Production is global and sometimes you have a crew stranded in Australia, Chile, Uruguay or wherever in the world, and you’ve got a partner there, somebody who’d be able to help you. I think, with your support and the amazing first few days at NAB, we certainly stirred up a lot of attention with the announcement of our anamorphic zooms. So I’d like to thank Jon very much indeed, and the magnificent seven.

 

 

LES ZELLAN

Now is the moment you’ve been waiting for. Those of you anticipating the 25

mm anamorphic, we can start shipping that hopefully within days. We have

several prototypes here and that lens should be coming off the production

line very shortly. I hope that we’ll be delivering the 135mm by Cine Gear

so that when we get to Cine Gear we can have the new lens to add to the Anamorphic prime lens family that I referred to earlier. I’m quite excited about it.

 

The 180 mm anamorphic we’ll see by the end of this year, and the 300 mm anamorphic probably either the end of this year or early next. The zoom that we announced, we hope to be showing it around the end of the year and hopefully delivering it sometime early next year. As I said at the beginning, we’re doing it in the tradition of the 5:1 and the 10:1 Cooke products, the famous Cooke 20-100 and the 25-250. Jon, turn off your recorder…

 

[Watergate style gap in audio]

 

…It’s a front anamorphic so it will be matching the characteristics that you like about the Cooke anamorphics. They’re true anamorphics with the funky anamorphic artifacts that give it personality. It is roughly the size of the 20-100 or 18-100.

 

I’d like to thank everybody for coming and thanks for the comments. We listen to everything that’s said here. We take it back and we try to come up with the products that you will need tomorrow. Thank you.

 

 

 

Leave a Comment

3 Responses:

  1. Max:

    I’m surprised Cooke didn’t learn the lesson from the 27mm Cooke S4 lens. The anamorphic equivalent is a 60mm. That essential lens is still missing from their set. Instead they make a 25mm and a 300mm. Personally I can do without those two in 99% of situations, but the lack of a 60mm is a dealbreaker.

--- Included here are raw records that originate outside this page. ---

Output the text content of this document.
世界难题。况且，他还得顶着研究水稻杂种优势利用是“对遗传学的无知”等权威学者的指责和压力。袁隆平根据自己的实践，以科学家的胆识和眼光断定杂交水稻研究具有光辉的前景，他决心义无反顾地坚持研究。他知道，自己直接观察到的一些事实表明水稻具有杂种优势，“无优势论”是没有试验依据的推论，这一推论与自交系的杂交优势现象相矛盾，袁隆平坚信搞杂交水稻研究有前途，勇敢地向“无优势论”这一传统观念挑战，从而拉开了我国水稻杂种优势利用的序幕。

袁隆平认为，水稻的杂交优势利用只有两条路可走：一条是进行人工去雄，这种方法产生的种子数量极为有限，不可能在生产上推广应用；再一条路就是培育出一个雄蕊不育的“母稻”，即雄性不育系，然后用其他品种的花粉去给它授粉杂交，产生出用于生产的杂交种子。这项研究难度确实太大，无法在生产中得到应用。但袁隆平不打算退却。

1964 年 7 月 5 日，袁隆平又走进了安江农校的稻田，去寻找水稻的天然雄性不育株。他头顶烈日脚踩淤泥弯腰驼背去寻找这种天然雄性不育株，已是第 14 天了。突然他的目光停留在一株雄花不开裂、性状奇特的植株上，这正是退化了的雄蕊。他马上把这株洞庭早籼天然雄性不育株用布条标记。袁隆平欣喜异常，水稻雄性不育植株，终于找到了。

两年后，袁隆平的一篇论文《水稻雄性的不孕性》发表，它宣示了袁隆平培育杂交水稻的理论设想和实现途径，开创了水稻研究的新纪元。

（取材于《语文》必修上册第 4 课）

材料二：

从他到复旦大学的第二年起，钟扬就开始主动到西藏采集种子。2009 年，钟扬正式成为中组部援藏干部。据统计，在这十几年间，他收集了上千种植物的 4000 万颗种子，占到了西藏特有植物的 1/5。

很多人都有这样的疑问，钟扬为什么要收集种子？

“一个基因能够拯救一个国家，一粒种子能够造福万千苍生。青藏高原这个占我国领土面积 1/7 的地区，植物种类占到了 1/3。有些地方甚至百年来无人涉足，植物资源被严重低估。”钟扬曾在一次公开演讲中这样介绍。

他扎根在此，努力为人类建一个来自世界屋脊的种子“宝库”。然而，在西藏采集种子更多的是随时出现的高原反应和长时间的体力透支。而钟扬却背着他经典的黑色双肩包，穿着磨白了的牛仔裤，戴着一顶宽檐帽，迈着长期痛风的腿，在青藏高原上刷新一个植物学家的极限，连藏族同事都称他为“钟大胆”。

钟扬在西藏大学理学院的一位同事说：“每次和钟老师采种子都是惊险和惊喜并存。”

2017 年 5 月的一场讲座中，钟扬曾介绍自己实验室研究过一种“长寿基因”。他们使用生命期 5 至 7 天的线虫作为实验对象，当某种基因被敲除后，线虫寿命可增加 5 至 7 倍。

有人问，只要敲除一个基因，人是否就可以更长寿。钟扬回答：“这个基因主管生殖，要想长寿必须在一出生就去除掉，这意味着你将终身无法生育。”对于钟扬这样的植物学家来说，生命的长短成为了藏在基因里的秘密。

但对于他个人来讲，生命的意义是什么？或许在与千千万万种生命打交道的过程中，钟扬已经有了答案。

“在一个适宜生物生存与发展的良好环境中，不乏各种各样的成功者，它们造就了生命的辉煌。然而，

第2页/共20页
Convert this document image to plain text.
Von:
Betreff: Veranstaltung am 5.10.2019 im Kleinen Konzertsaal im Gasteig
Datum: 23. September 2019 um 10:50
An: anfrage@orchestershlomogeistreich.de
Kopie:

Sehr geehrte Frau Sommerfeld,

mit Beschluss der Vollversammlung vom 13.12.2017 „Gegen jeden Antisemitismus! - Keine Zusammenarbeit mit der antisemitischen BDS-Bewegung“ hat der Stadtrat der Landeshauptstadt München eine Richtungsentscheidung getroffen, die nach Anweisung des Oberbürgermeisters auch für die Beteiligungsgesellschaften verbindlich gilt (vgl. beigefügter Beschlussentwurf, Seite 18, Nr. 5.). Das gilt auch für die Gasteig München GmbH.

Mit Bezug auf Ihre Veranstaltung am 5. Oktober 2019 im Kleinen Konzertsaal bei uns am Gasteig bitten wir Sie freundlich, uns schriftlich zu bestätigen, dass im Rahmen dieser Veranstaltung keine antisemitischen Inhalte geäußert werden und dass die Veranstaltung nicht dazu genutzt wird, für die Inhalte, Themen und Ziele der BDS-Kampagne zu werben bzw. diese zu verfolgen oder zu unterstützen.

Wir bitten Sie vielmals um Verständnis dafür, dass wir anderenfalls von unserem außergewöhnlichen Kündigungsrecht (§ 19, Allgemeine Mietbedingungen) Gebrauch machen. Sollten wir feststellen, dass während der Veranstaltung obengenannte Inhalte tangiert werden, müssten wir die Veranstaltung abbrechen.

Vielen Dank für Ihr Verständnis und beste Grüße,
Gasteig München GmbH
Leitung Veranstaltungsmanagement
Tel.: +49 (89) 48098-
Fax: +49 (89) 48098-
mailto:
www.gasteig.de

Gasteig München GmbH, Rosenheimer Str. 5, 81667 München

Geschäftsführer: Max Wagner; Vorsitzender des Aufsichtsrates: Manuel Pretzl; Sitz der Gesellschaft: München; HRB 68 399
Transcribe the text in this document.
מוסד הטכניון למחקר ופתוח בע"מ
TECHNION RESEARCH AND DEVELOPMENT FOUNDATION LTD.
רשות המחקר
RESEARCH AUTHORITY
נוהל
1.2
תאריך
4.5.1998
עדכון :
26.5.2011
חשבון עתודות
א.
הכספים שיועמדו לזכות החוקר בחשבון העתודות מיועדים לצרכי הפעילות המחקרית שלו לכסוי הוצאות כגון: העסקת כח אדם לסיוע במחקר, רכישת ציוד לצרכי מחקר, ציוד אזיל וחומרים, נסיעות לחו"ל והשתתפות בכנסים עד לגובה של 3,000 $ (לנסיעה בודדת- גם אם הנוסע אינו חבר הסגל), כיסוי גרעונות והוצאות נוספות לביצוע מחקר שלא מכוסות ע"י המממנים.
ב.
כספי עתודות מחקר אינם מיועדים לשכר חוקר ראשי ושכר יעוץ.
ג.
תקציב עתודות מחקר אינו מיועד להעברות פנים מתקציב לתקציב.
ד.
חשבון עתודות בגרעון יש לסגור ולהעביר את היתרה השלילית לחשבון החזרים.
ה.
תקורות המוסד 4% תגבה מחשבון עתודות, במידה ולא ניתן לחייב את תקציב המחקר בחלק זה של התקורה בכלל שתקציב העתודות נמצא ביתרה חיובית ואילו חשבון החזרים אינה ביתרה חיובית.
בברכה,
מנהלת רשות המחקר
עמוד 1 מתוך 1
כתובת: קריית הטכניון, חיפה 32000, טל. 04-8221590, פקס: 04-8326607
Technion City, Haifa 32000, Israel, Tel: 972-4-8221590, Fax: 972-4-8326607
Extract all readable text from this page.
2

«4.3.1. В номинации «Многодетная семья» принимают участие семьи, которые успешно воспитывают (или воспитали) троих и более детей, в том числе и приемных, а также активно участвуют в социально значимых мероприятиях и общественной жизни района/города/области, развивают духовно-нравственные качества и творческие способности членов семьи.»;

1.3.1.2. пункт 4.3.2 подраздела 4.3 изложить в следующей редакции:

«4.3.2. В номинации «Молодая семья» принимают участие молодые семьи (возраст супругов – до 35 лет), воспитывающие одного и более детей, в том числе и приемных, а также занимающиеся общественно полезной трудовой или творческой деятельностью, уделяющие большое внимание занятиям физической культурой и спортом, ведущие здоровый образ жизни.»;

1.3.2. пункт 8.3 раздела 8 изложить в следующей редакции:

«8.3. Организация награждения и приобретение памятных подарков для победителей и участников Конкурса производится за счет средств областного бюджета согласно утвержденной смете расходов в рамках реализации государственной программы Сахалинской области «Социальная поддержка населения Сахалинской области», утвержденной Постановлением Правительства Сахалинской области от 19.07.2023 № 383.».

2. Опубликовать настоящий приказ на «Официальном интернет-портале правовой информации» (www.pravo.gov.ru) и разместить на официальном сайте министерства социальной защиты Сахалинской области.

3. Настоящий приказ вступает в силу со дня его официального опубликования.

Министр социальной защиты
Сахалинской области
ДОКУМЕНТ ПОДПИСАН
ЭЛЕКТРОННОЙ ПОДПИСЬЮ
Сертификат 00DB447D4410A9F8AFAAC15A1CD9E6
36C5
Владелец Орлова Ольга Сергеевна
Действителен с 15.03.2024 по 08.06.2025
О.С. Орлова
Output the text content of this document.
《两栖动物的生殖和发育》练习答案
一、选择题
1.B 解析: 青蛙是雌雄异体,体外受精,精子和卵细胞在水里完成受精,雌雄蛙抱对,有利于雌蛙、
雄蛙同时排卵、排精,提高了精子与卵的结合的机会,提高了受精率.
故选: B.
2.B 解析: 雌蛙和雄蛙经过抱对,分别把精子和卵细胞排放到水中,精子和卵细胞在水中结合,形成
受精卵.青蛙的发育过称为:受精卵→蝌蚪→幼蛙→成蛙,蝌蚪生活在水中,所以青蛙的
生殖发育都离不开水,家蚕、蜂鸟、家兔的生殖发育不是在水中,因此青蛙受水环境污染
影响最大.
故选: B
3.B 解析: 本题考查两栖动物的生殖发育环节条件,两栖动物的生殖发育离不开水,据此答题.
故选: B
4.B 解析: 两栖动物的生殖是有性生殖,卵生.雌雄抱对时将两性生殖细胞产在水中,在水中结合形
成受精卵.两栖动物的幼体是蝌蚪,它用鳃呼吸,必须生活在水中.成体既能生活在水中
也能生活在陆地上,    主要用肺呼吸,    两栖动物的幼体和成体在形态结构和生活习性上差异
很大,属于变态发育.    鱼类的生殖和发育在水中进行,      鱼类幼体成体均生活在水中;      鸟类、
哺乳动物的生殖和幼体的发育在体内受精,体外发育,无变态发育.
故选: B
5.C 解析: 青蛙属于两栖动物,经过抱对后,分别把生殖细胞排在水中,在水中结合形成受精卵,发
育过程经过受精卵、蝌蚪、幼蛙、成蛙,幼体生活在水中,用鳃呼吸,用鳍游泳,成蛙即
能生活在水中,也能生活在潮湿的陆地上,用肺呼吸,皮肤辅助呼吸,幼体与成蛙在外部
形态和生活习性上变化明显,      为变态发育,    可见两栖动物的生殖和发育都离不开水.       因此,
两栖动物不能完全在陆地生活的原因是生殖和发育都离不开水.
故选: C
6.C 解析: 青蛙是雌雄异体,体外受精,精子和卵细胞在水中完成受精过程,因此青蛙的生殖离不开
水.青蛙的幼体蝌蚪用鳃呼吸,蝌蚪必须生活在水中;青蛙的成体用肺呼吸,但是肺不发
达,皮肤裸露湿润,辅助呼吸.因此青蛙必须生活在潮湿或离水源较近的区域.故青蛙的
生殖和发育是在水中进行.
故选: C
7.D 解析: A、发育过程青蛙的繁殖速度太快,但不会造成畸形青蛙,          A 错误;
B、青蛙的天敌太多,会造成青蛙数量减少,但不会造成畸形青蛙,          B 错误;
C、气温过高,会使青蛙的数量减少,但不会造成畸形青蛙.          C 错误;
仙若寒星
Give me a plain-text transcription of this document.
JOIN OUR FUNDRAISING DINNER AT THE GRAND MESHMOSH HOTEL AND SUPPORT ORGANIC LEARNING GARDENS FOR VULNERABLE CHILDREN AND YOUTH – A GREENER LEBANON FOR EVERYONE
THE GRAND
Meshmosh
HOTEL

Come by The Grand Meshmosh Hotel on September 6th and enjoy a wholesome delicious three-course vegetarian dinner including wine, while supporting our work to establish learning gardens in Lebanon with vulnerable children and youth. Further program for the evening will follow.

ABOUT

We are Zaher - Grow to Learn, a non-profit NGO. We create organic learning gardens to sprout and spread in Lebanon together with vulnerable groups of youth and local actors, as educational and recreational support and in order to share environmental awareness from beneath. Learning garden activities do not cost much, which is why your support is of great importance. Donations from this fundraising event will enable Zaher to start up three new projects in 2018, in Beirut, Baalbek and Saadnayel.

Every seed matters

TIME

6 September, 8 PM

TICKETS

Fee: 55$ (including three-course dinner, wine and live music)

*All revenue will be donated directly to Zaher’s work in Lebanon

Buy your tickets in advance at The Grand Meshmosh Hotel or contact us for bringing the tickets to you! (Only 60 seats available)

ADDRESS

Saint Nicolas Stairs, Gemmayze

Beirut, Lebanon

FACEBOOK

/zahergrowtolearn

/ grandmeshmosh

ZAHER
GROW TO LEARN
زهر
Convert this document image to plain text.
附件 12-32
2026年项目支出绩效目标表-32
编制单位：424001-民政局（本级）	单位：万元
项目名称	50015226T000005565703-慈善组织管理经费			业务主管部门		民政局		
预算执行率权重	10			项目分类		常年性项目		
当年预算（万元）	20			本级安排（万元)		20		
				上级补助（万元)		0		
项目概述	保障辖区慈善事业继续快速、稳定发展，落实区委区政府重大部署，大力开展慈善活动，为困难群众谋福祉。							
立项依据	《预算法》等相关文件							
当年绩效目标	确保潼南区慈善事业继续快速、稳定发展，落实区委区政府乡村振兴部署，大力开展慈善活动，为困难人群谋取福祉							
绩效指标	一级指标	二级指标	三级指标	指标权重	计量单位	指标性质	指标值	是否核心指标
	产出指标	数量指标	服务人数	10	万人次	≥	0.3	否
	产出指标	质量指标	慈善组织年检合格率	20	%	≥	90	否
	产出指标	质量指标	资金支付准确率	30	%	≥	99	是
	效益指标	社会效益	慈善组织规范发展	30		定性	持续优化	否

  2. Jon, what a fascinating recap! Thank you! Its so interesting to hear about what the other countries are doing.

    I’m really fascinated about your points when it comes to a (possible) new mount. Yes, the PL mount is based on a film world and now that we’re in a digital world a mount that results in a much shorter flange depth could lead to smaller and lighter lenses…Which we all want of course.

    I’m curious if you think this is realistic and if any companies are working on this? Thank you very much.

    • Jon Fauer:

      Alexander– I think the whole world is watching, and waiting, to hear comments like yours. The camera and lens manufacturing world, that is. It would be nice to have a universal standard. Sony has the FZ mount on the F55/5. Panavision has a new mount for their 70mm Primos. What would you like?